The general solution of the equation $\ddot{\theta} + \Omega^2 (\theta-\theta_T) + 2 \zeta \Omega \dot{\theta} =0$ is

$$ \theta = \theta_T + C_1 \exp\left( -\Omega t \left(\sqrt{(\zeta^2-1)}+\zeta \right) \right)+ C_2 \exp\left( -\Omega t \left(\sqrt{(\zeta^2-1)}-\zeta \right) \right) $$

where the coefficients $C_1$ and $C_2$ are found based on the boundary conditions. In this case, the rod is at rest when $t=0$ and thus

$$\begin{cases} C_1 =\frac{ \theta_T}{2} \left( \frac{\zeta}{\sqrt{(\zeta^2-1)}}-1 \right) \\ C_2 =-\frac{ \theta_T}{2} \left( \frac{\zeta}{\sqrt{(\zeta^2-1)}}+1 \right) \end{cases} $$

The fastest response is when $\zeta \rightarrow 1$ since that minimizes the value of the first exponent. With optimum damping the solution becomes

$$ \theta = \theta_T \left( 1 - {\rm e}^{-\Omega t}(1+\Omega t) \right) $$

and $C = 2 J \Omega$.

But as you stated, you cannot find the correct $\Omega$ to reach the target angle at the specified time because $\Omega$ cannot be isolated from the solution.

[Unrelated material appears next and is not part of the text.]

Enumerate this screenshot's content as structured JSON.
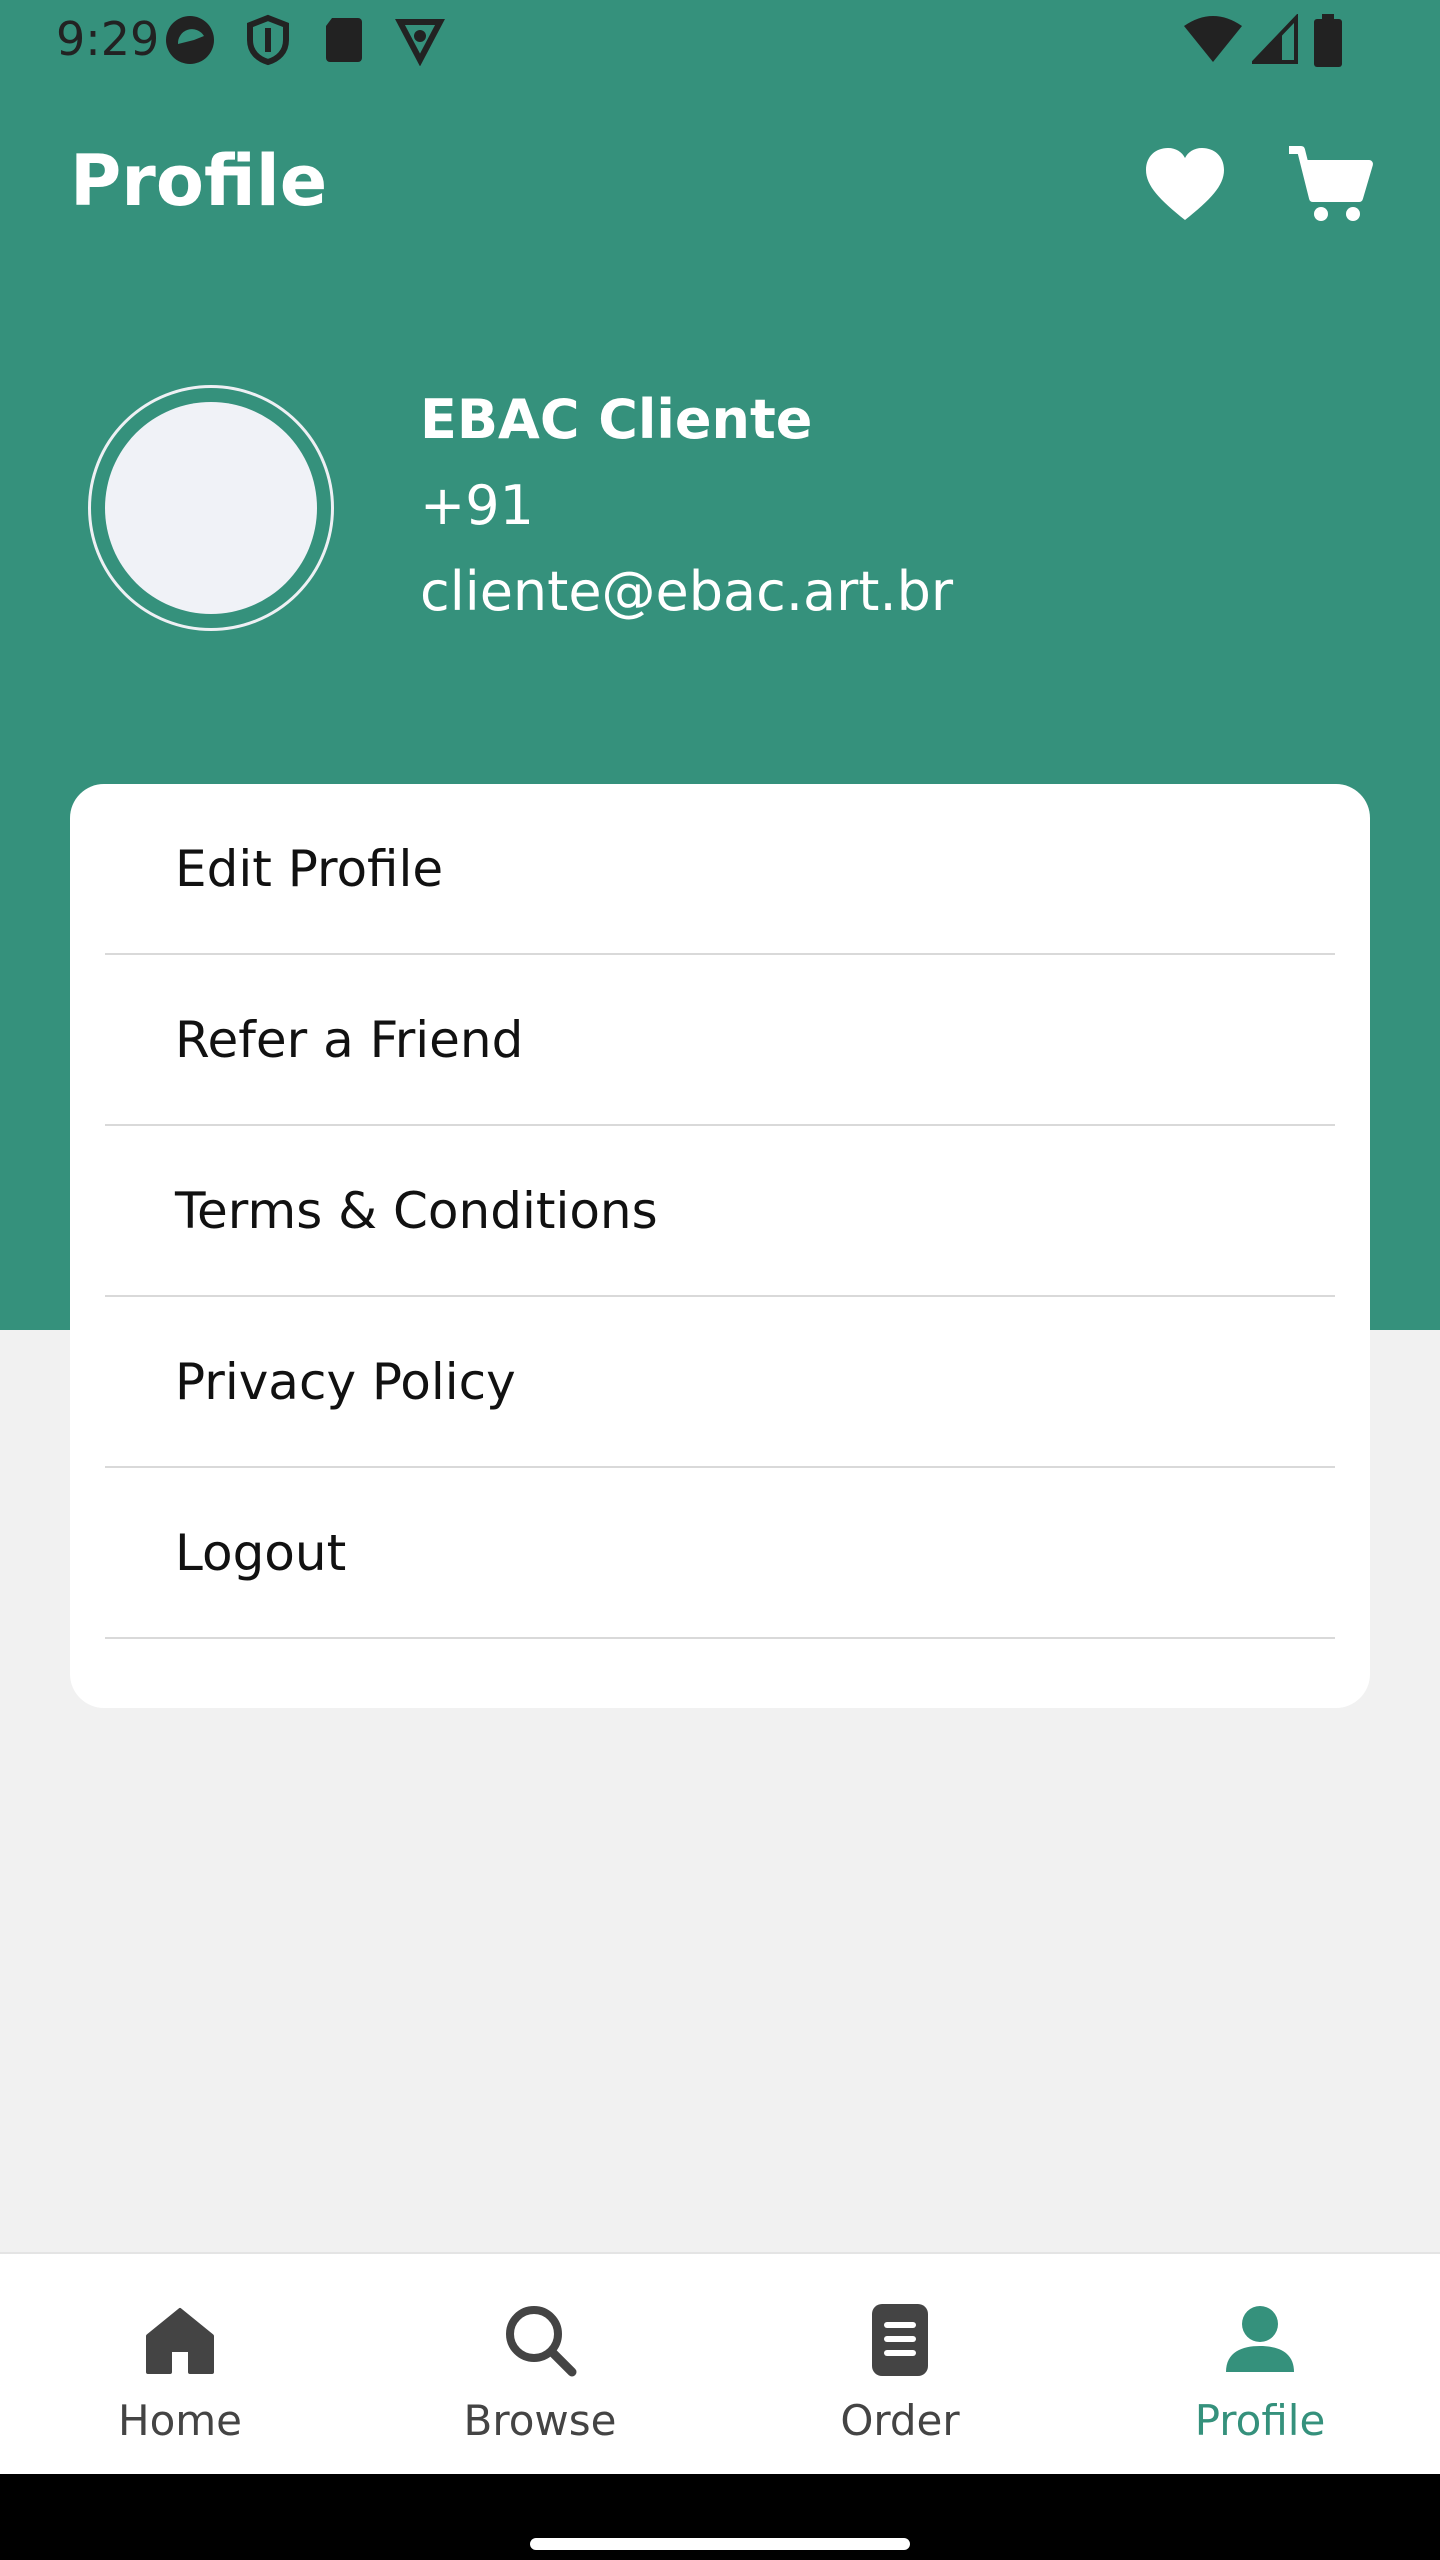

But it can be isolated from the general solution when $\zeta>1$. From the two terms, the first one approaches zero much faster than the second one. We can find the coefficient $\varphi = \Omega t$ which makes the second exponent near zero by a value $\epsilon$ (in degrees).

$$ \left. \frac{ \theta_T}{2} \left( \frac{\zeta}{\sqrt{(\zeta^2-1)}}+1 \right) \exp\left( -\varphi \left(\sqrt{(\zeta^2-1)}-\zeta \right) \right) = \epsilon \right\} $$ $$ \varphi = \frac{ \ln\left( 2 \frac{\epsilon}{\theta_T} ( \zeta \sqrt{(\zeta^2-1)}-\zeta^2+1)\right)}{\sqrt{(\zeta^2-1)}-\zeta} = \Omega\, t_T $$

where $t_T$ is the target time. A good compromize occurs when $\varphi = \frac{1}{\sqrt{(\zeta^2-1)}}$ which makes $\frac{{\rm d}\varphi}{{\rm d}\zeta}=0$ and hence minimizes $\varphi = \Omega \, t_T$.

This produces the solution

$$\begin{cases} K = \frac{J}{t_T^2 \gamma (\gamma+2)} \\ \zeta = \frac{ \sqrt{(J+K t_T^2)}}{t\,\sqrt{K} } \\ C = \frac{2}{t_T} \sqrt{J (J+K t_T^2)} \end{cases} $$

where $\gamma \ll 1$ is a small positive value (defined as $\zeta = 1+\gamma$).